Legislation set to be introduced to Congress on Thursday would create a new national standard for when police officers can use deadly force and require police academies to teach officers de-escalation techniques.

The bill, called the Preventing Tragedies Between Police and Communities Act of 2016, is authored by Rep. Gwen Moore (D-Wis.), who has been among the most outspoken members of Congress in calling for federal action to reform police tactics.

“We want our officers using force really that [is] proportional to the situation,” Moore said in an interview on Wednesday. “This is about giving police officers additional training assets with regard to encounters that don’t necessarily have to end up with a use of deadly force.”

Moore’s proposal targets police training and would require U.S. police officers to be trained in non-lethal force, to go through crisis intervention training to help them deal with the mentally ill, and to use the lowest level of force possible when responding to a threat.
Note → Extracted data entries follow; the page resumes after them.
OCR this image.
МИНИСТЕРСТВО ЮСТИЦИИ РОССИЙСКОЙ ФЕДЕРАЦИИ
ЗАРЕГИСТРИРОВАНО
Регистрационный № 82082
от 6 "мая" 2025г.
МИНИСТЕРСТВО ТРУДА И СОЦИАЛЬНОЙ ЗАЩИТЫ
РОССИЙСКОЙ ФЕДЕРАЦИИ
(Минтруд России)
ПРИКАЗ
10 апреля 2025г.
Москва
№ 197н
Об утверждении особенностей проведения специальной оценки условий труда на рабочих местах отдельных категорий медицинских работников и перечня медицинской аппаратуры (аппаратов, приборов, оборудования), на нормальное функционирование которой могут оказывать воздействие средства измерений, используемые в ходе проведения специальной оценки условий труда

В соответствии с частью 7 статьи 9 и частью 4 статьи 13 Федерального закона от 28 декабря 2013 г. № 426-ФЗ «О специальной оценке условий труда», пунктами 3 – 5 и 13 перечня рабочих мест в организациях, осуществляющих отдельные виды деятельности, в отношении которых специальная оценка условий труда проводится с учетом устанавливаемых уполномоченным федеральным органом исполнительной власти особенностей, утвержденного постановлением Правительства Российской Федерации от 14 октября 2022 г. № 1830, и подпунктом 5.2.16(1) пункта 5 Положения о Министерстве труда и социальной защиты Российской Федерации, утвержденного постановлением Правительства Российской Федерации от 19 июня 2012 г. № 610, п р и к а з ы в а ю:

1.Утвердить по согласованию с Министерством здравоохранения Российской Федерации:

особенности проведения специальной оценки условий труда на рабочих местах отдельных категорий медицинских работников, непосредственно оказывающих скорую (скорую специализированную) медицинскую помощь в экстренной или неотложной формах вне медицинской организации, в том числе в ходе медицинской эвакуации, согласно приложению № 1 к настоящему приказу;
If passed, local police departments would have one year to comply with the new training standards or would face reductions in federal grant money.

“Nobody wants to see a police officer second guess a situation where they themselves will be murdered or maimed,” Moore told the Washington Post. “But I feel there is a huge chasm between officers who claim that they fear for their life and the actual facts of life and how they could have de-escalated these situations.”

Those standards are drawn from a recent report by the Police Executive Research Forum, an influential Washington-based policing-policy think tank.